Pour justifier l’option du théâtre populaire, Frédéric Gakpara-Yawo s’est inquiété, dans un avant-propos, du règne absolu d’un théâtre élitiste au langage parfois hermétique pour le grand public, intimidé par une solennité et des règles qui l’empêchent de jouir et de s’investir dans le spectacle.
Le rire et la satire font de La Charcuterie de la République une comédie désopilante et caustique pour ceux qui connaissent l’actualité togolaise telle qu’elle est livrée au public à travers les médias.
La comédie de Gakpara-Yawo est la vie d’un vendeur de journaux à la criée si amoureux des journaux qu’il s’identifie à sa marchandise et plus particulièrement au journal La Charcuterie de la République, son préféré.
À travers une succession de sketchs qui sont autant d’articles de journaux lus au public, le vendeur, habilement, fait la conversation avec les spectateurs au milieu desquels il joue et vend réellement ses journaux tout en refusant parfois de rendre la monnaie !
C’est l’occasion pour lui de les provoquer afin qu’ils interviennent dans le spectacle. Ce dont ils ne se privent pas au point d’influencer le cours du spectacle.
L’intervention des spectateurs est favorisée par la structure de l’œuvre qui se présente sous forme de pièce à tiroirs. C’est ainsi que ceux qui ont déjà vu le spectacle réclament à l’acteur tel ou tel sketch.
Les différentes représentations de La Charcuterie de la République ont permis à son créateur de voir grandir sa pièce tant sur le plan de la mise en scène et du jeu que du nombre de sketchs. Les sollicitations des spectateurs obligent l’acteur à improviser et à mettre son spectacle en danger. En effet, la marge réservée à l’improvisation demande une certaine maîtrise pour éviter l’écueil de l’anarchie et d’une représentation interminable qui pourrait lasser les spectateurs.
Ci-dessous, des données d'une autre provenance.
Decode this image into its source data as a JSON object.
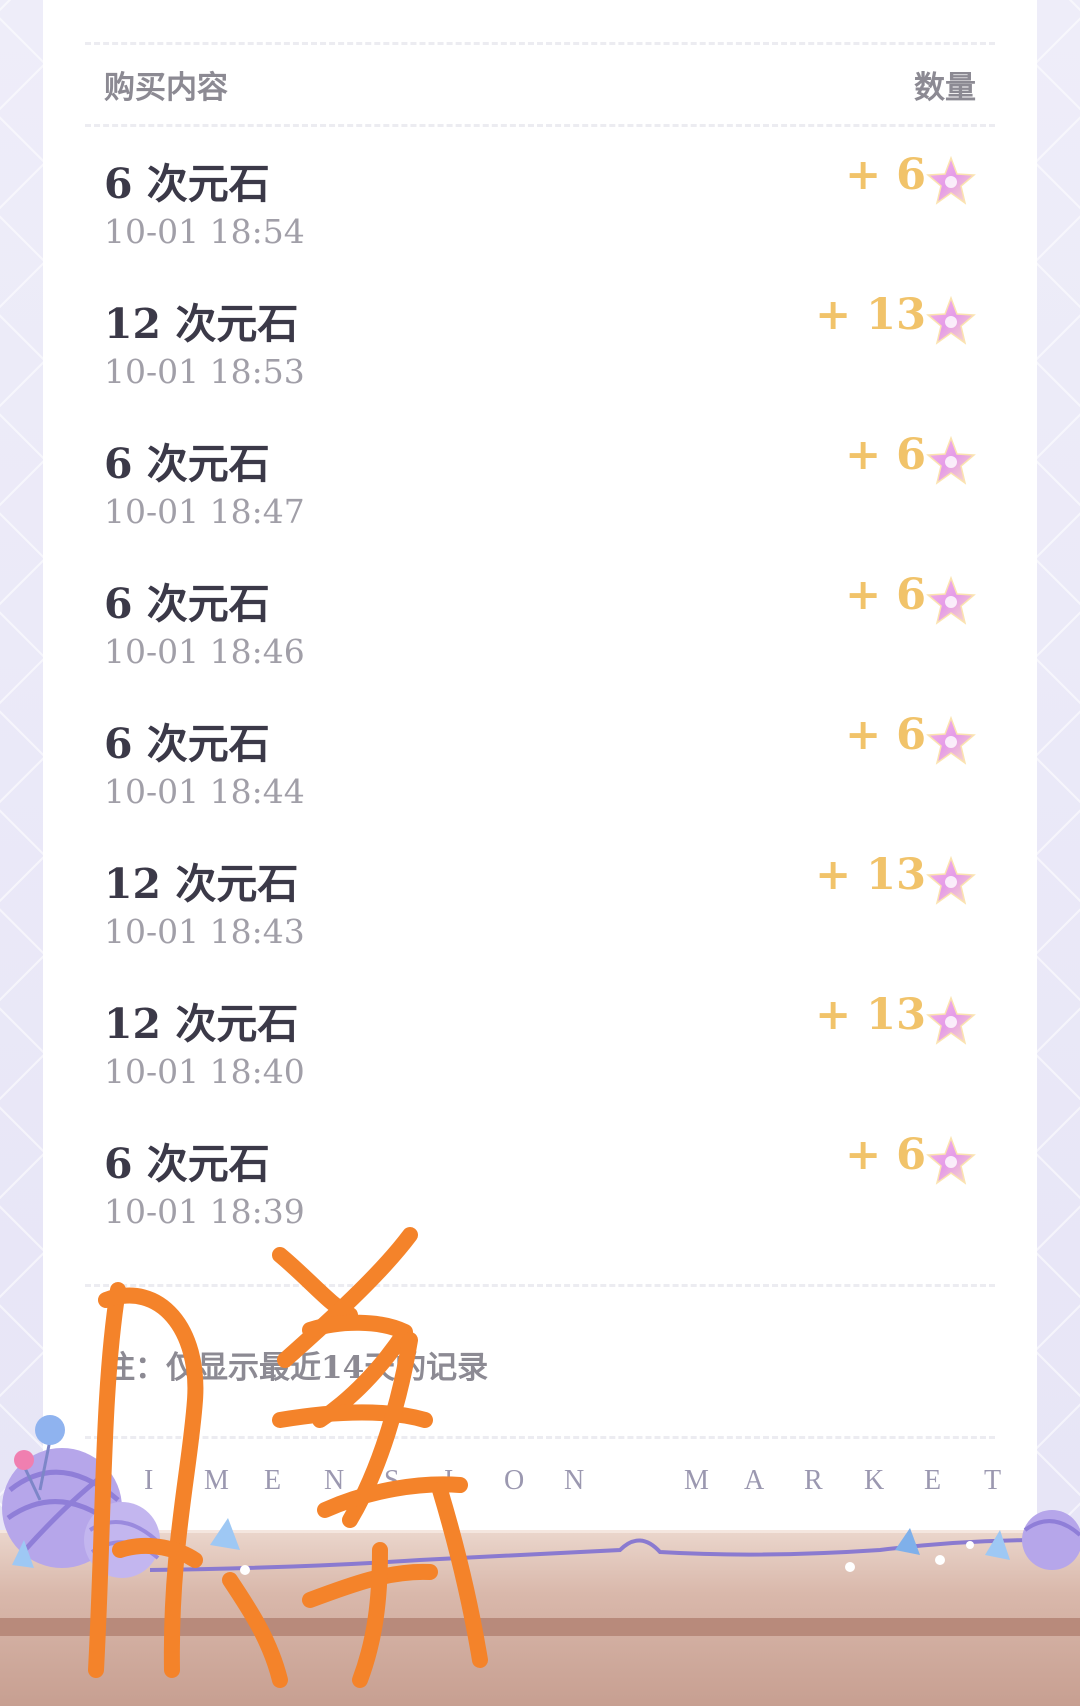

La tâche est d’autant plus délicate qu’il s’agit d’un one-man-show au cours duquel l’acteur est seul sur scène pendant près de deux heures.
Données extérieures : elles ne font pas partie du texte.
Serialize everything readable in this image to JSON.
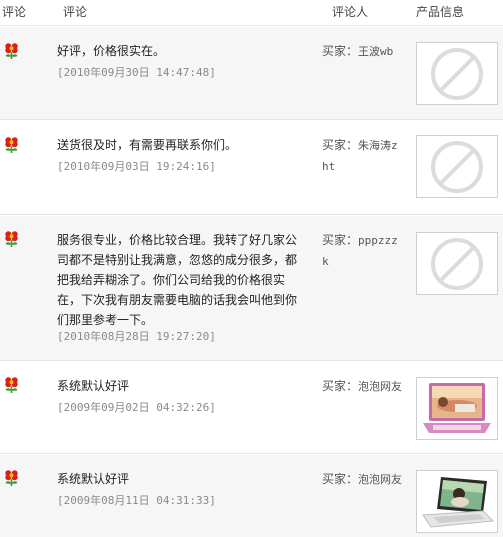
{
  "header": {
    "rating": "评论",
    "comment": "评论",
    "reviewer": "评论人",
    "product": "产品信息"
  },
  "reviews": [
    {
      "text": "好评，价格很实在。",
      "date": "[2010年09月30日 14:47:48]",
      "reviewer_prefix": "买家：",
      "reviewer_name": "王波wb",
      "thumb_icon": "no-image-icon"
    },
    {
      "text": "送货很及时，有需要再联系你们。",
      "date": "[2010年09月03日 19:24:16]",
      "reviewer_prefix": "买家：",
      "reviewer_name": "朱海涛zht",
      "thumb_icon": "no-image-icon"
    },
    {
      "text": "服务很专业，价格比较合理。我转了好几家公司都不是特别让我满意，忽悠的成分很多，都把我给弄糊涂了。你们公司给我的价格很实在，下次我有朋友需要电脑的话我会叫他到你们那里参考一下。",
      "date": "[2010年08月28日 19:27:20]",
      "reviewer_prefix": "买家：",
      "reviewer_name": "pppzzzk",
      "thumb_icon": "no-image-icon"
    },
    {
      "text": "系统默认好评",
      "date": "[2009年09月02日 04:32:26]",
      "reviewer_prefix": "买家：",
      "reviewer_name": "泡泡网友",
      "thumb_icon": "pink-laptop-image"
    },
    {
      "text": "系统默认好评",
      "date": "[2009年08月11日 04:31:33]",
      "reviewer_prefix": "买家：",
      "reviewer_name": "泡泡网友",
      "thumb_icon": "white-laptop-image"
    }
  ],
  "colors": {
    "rating_flower": "#d9201c",
    "rating_leaf": "#3a9a2a",
    "row_alt_bg": "#f6f6f6",
    "date_text": "#8a8a8a"
  }
}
La Charcuterie de la République doit une partie non négligeable de son succès au fait que le personnage du vendeur a une histoire personnelle qui se confond avec ses journaux dont l’existence est très mouvementée dans un pays où règne une dictature militaire très allergique aux écrits irrévérencieux d’une presse libre et indépendante.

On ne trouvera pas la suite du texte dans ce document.